血液中并非所有的Ca都能通过肾脏再循环,因为和白蛋白结合的Ca不能被肾小球过滤(R&D Sys⁃tems Inc.,2007)。如果Ca由肾小球过滤,大约有60%的Ca是在肾小管的近端被吸收,10%~15%是在亨利氏上升环被吸收,剩下的15%~25%是在肾远曲小管和肾集合管被吸收(Kumar,1995)。
8 结论
Ca是形成骨骼和牙齿所必需的,且是体内许多其他生理功能需要的。
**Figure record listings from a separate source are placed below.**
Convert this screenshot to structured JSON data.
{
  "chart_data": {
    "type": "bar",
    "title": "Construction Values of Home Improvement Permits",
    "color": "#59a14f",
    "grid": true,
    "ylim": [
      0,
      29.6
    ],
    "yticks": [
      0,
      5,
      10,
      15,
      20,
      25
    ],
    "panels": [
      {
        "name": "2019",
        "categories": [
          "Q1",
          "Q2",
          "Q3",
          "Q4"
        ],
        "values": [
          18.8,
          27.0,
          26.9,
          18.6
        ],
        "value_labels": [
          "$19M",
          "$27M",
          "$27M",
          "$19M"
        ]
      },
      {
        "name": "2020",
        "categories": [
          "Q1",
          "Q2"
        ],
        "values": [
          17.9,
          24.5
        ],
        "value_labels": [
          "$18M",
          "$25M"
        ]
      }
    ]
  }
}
血浆中Ca浓度主要受PTH和降钙素的调节,PTH和降钙素在小肠、骨骼和肾脏内Ca代谢起到主要作用。Ca和P在体内的沉积,在骨细胞中这两种矿物质都需要,其中任何一种浓度相对较低都会抑制骨骼的合成,并导致另一种矿物质随尿液排出。由于大部分植物源性饲料原料的Ca含量较低,猪商品日粮中的Ca大部分是由石灰石、碳酸钙和磷酸钙提供的。
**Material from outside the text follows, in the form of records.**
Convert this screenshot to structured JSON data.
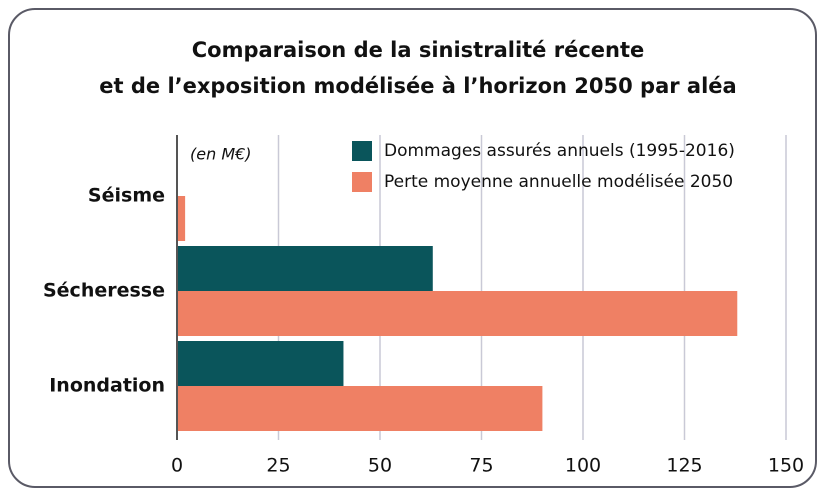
{
  "chart_data": {
    "type": "barh",
    "title": [
      "Comparaison de la sinistralité récente",
      "et de l’exposition modélisée à l’horizon 2050 par aléa"
    ],
    "annotation": "(en M€)",
    "categories": [
      "Séisme",
      "Sécheresse",
      "Inondation"
    ],
    "series": [
      {
        "name": "Dommages assurés annuels (1995-2016)",
        "color": "#0a555b",
        "values": [
          null,
          63,
          41
        ]
      },
      {
        "name": "Perte moyenne annuelle modélisée 2050",
        "color": "#ef8064",
        "values": [
          2,
          138,
          90
        ]
      }
    ],
    "xlim": [
      0,
      150
    ],
    "xticks": [
      0,
      25,
      50,
      75,
      100,
      125,
      150
    ],
    "grid": true
  }
}
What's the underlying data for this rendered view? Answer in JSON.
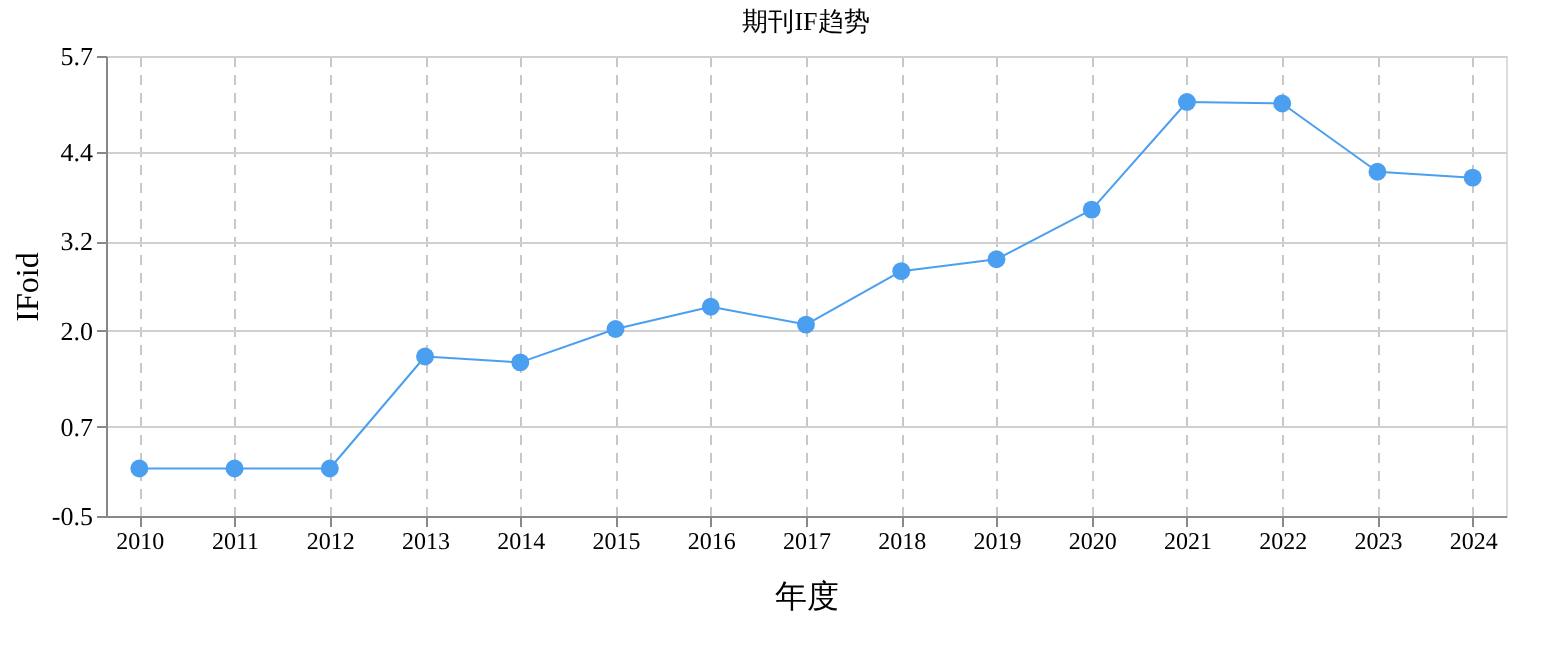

作为补充钙的钙源可以是有机物也可以是无机物,对于配方日粮而言,最重要的是要考虑这种钙源的Ca消化率。为能改善动物对Ca和P的利用率,还需要有更多关于猪日粮中各种原料的Ca的消化率方面的资料。因为,大多数植物性原料都含有植酸,植酸对Ca消化率的影响方面还需要进一步证实。然而,为了确定表观、标准或真消化率是否是最准确的,还需要测定猪胃肠道的Ca内源性损失量,配合饲料中各种原料成分的消化率值的可叠加性还有待证实。为确定回肠或全肠道消化率是否是描述Ca吸收情况最精确的指标,还需要描述清楚Ca的具体吸收位点。